An incinerator is a waste disposal plant: hundreds exist in Italy and Europe, and some, like the one in Vienna for example, even represent the involuntary examples of modern landscape architecture, visionary cathedrals of a grandiose and implacable industrialized civilization.



Great but perhaps outdated. These impressive megaliths, in fact, recognizable even at a distance for their enormous spiers, however, are increasingly taking the path of the attic (evolutionarily speaking) and their journey up along the scale of obsolescence apparently will be further accelerated by the bellicose intentions “Green” of community rulers.

Please allow me to introduce a concept for those who are not yet familiar, which is sustainability: it is the “process of change in which the exploitation of resources, the investment plan, the orientation of technological development and institutional changes they are all in tune and value the current and future potential in order to cope with the needs and aspirations of man”. The previous quotation definition is treated in a pedestrian way by Wikipedia, which means that in doing so I have already fulfilled one of the three cornerstones of sustainable thinking, that of Reuse.

The other two, also based on nouns that begin in R, are Reduction and Recycling, listed strictly in order of preference as to the recycling has been pointed, more or less realistically, sinister accusations of low yield, excessive cost s and even a tendency to encourage consumer behavior among the population.

However, the idea of ​​increasingly striving for sustainability is liked, so much so that the European Parliament’s Regional Development Committee has just launched a circular in which it is proposed to cut subsidies to all waste management methods considered. little “sustainable”, such as the aforementioned incinerators; in this way economic efforts can be redirected towards more uniform applications to circular economy needs.

Zero Waste Europe is a project that deals with “guiding people to emulate cycles of natural sustainability, where every waste material can turn into a resource to be used by others”; in concrete terms, this is an agency at the continental level that proposes itself as a network of a series of local organizations that promote the development of models of sustainable industrial structures.

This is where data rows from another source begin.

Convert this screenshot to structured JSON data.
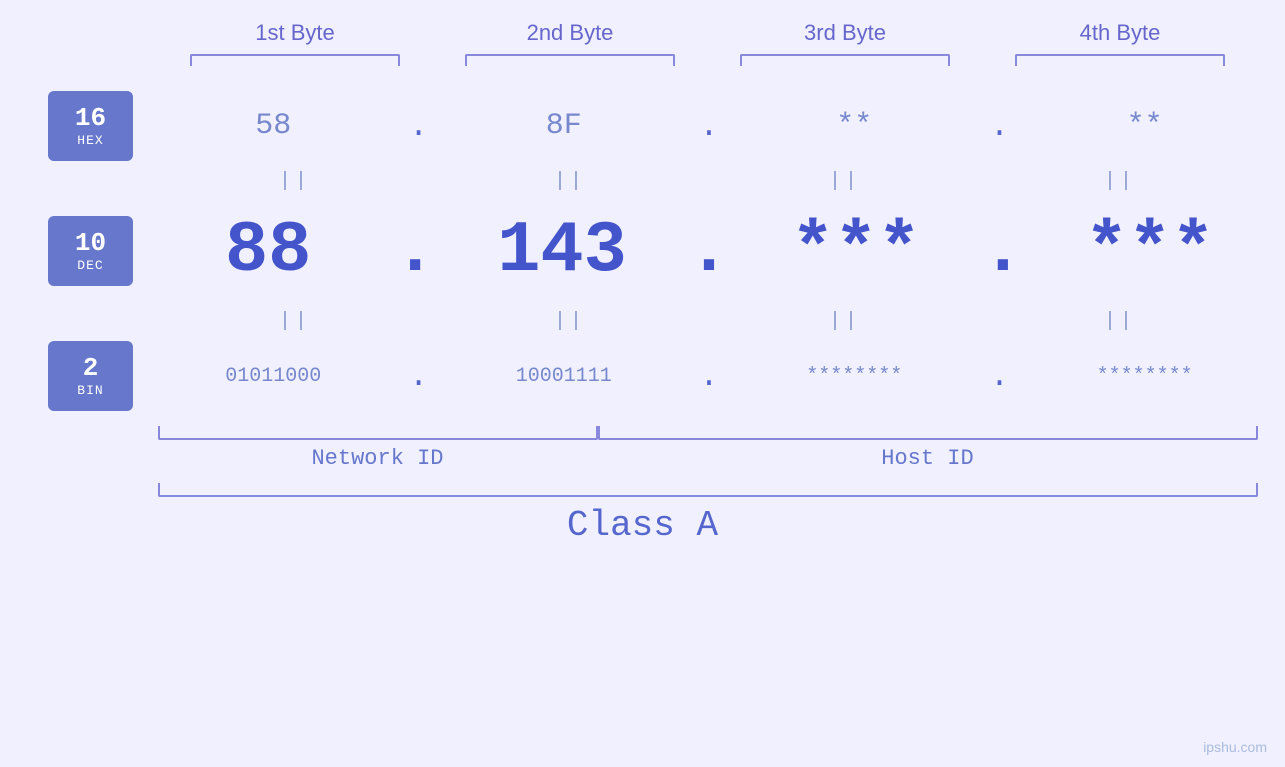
{
  "headers": {
    "byte1": "1st Byte",
    "byte2": "2nd Byte",
    "byte3": "3rd Byte",
    "byte4": "4th Byte"
  },
  "labels": {
    "hex_num": "16",
    "hex_text": "HEX",
    "dec_num": "10",
    "dec_text": "DEC",
    "bin_num": "2",
    "bin_text": "BIN"
  },
  "hex_row": {
    "b1": "58",
    "b2": "8F",
    "b3": "**",
    "b4": "**",
    "dots": [
      ".",
      ".",
      ".",
      ""
    ]
  },
  "dec_row": {
    "b1": "88",
    "b2": "143",
    "b3": "***",
    "b4": "***",
    "dots": [
      ".",
      ".",
      ".",
      ""
    ]
  },
  "bin_row": {
    "b1": "01011000",
    "b2": "10001111",
    "b3": "********",
    "b4": "********",
    "dots": [
      ".",
      ".",
      ".",
      ""
    ]
  },
  "bottom": {
    "network_id": "Network ID",
    "host_id": "Host ID",
    "class": "Class A"
  },
  "watermark": "ipshu.com"
}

Janek Vahk is the coordinator of Zero Waste Europe’s Development Policies, and welcomed with great satisfaction the contents of the circular: “It is an important step forward towards a more efficient use of resources – he commented – that in addition to the advantages for the environment will also mean substantial savings in both business and consumer terms”.

Zero Waste Europe invites the plenary of the European Parliament to confirm the exclusion of waste disposal and incineration practices from the scope of the Cohesion Fund and to strengthen the proposal by removing unjustified exemptions.

The attention of the European administration towards initiatives that proceed in the direction of the circular economy is evidenced by the constant support given through funding for projects with a strong “green” design such as the LIFE-SAVE project.